プラータは、傍にやってきた黒い梟を肩に乗せ、その伝言を聞いた。
「珍しいね。あの子に異変があっただなんて……。へえ。面白いなあ、面白い。まさかねえ」
たいして期待もせずに聞き始めた話に、プラータはにこにこと機嫌が良くなる。聞き終わると、広間のカーテンに向かって、声をかけた。
「カーさん。いるんだろう。出ておいで」
同じく漆黒の、細く長い髪が流れた。
虚ろな眼をしたカサンドラは、それでも幸せそうな笑みを浮かべて、静かにプラータに近づいた。
ただ、傍にいるだけでも幸せ、とでも言うように。
「ねえカーさん。ちょっと君に、迎えに行ってほしい子がいるんだ。久しぶりに、様子を見たいと思ってね」
その言葉に、カサンドラは顔を曇らせる。すがるような表情。一秒たりとも、あなたと離れていたくなんかないのに。そんな顔。

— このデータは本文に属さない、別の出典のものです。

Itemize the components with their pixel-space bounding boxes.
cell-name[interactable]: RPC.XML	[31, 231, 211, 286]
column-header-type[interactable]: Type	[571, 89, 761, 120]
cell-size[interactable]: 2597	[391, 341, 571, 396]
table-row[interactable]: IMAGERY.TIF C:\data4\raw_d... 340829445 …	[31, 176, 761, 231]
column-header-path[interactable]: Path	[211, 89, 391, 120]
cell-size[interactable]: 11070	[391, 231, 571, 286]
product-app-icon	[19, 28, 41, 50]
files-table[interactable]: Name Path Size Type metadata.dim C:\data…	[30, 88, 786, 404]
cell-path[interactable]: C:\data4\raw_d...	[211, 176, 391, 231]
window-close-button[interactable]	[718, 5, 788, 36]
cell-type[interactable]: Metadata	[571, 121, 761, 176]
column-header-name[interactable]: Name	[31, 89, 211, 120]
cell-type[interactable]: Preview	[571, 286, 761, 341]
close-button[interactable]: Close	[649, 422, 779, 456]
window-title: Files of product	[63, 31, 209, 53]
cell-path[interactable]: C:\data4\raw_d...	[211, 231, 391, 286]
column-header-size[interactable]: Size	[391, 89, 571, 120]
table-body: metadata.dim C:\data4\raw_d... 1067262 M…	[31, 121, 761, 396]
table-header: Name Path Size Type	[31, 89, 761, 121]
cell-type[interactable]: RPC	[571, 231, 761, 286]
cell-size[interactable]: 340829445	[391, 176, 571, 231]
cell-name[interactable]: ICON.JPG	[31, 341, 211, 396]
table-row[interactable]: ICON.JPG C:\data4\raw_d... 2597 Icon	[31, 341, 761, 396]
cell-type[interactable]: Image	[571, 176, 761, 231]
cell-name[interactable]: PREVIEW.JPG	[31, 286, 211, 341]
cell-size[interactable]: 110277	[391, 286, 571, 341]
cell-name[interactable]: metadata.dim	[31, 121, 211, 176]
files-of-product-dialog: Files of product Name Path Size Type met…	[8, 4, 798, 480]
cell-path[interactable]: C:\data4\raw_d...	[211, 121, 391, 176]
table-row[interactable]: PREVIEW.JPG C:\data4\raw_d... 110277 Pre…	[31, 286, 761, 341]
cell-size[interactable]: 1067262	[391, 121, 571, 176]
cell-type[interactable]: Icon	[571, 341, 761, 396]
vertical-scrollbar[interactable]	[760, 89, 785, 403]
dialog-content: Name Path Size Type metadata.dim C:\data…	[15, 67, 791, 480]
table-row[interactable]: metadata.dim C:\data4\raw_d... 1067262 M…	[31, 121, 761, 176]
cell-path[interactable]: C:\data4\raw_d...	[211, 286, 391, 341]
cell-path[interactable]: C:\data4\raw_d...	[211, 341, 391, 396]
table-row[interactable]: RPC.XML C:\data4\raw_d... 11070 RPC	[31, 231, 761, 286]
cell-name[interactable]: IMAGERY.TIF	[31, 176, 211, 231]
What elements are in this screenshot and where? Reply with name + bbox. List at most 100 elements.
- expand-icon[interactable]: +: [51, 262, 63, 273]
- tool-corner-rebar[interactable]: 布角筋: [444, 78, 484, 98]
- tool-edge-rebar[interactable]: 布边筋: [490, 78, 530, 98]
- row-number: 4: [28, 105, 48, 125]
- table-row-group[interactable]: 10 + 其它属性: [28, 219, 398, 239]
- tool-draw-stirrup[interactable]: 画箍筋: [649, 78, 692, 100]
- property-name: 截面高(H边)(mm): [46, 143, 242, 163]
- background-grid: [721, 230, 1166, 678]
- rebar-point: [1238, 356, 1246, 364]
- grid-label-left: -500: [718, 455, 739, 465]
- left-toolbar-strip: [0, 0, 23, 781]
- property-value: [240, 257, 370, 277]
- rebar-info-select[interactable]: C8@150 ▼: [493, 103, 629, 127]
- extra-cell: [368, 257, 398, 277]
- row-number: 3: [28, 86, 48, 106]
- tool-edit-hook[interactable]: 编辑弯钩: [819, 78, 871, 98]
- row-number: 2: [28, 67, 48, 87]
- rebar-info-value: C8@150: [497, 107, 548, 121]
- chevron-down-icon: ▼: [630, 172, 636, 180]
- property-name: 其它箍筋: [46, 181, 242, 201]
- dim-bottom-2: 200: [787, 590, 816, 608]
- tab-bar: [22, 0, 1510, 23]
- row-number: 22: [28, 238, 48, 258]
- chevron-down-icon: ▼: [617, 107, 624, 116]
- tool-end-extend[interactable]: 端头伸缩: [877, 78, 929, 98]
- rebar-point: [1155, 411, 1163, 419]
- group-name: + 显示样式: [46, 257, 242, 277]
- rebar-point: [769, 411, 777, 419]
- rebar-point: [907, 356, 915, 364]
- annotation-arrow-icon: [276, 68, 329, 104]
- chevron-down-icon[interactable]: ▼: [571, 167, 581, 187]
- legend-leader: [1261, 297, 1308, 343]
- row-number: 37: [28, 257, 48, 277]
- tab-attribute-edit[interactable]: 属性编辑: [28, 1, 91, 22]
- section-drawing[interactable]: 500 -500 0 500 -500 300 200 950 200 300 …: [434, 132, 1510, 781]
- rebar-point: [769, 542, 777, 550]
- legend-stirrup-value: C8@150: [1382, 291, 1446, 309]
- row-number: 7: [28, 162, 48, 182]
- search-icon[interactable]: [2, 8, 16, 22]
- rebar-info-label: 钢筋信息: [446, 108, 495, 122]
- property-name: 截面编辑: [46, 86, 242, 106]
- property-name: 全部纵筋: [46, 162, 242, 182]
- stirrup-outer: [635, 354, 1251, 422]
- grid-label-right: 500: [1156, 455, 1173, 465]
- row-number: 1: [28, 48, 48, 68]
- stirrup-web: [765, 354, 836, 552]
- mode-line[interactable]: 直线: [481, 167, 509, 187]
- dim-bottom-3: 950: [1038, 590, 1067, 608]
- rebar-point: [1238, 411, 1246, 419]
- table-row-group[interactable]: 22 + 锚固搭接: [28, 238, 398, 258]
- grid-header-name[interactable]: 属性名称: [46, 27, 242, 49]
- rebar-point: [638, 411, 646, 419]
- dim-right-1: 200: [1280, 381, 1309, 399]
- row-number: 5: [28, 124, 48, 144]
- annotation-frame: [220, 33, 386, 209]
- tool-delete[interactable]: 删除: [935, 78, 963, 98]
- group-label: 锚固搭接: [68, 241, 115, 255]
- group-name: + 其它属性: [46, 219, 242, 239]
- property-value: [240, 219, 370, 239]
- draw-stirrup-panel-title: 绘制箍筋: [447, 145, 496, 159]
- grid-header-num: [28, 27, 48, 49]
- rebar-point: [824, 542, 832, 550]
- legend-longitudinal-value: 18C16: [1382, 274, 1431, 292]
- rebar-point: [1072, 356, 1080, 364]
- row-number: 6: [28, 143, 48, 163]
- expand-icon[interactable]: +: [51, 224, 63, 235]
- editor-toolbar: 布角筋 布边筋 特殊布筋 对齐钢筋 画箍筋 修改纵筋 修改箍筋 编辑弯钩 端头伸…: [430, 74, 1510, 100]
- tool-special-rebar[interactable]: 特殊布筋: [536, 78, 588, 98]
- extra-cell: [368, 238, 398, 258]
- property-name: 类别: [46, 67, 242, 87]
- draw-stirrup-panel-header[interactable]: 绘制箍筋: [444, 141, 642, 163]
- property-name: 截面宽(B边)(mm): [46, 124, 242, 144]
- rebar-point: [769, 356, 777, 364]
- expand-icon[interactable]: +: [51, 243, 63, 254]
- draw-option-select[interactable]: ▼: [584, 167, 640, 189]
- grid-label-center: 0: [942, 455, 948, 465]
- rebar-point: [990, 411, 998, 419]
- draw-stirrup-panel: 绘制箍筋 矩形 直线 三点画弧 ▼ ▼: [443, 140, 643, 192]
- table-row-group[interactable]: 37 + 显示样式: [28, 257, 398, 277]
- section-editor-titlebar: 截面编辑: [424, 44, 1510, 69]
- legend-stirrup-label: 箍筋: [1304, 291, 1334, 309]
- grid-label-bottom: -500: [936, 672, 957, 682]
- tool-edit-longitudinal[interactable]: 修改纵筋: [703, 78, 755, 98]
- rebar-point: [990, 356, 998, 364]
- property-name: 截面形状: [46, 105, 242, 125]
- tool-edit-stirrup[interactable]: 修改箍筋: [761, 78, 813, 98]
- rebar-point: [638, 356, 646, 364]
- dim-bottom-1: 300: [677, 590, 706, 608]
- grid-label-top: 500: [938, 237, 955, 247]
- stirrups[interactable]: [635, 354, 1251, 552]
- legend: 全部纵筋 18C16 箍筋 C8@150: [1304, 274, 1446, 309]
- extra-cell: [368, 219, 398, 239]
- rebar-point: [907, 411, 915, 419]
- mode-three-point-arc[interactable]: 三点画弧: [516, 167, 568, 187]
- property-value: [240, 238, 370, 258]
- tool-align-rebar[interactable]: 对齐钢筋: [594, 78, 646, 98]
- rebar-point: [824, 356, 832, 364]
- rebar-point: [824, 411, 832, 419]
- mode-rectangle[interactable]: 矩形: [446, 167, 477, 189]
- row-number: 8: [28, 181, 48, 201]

「ごめんねカーさん。でも、是非君に行ってもらいたいんだ。僕はここでずっと、君を待ってるからね」
カサンドラはそのまま、プラータの言葉が翻るのを待ったが、変わらないことを知って、やがて小さく頷いた。辛そうに。
「ありがとう。ある魔法学校にいる、ネコミミの生えた女の子を連れてきてほしいんだ。この梟が場所を知っているから」
ばさ、と黒い梟はプラータから、カサンドラの肩に移った。そして耳元に、何事かを囁く。
一礼して、一人と一匹は部屋を出て行ってしまった。夜だというのに、これから出かけていくのだろう。
プラータは、一息ついて肩を動かす。
「姫はたいした器だねえ。ひどく人に思われるってのは……重いからねえ」
ここ最近、ストーカーのごとくカサンドラにつきまとわれていた彼は、久しぶりに心から安眠すべく、自らのベッドに向かった。
「さて……、姫が戻ってきたら、何を食べさせてあげようかな」
うきうきとプラータは、そんなことを思いながら眠りに落ちていったのだった。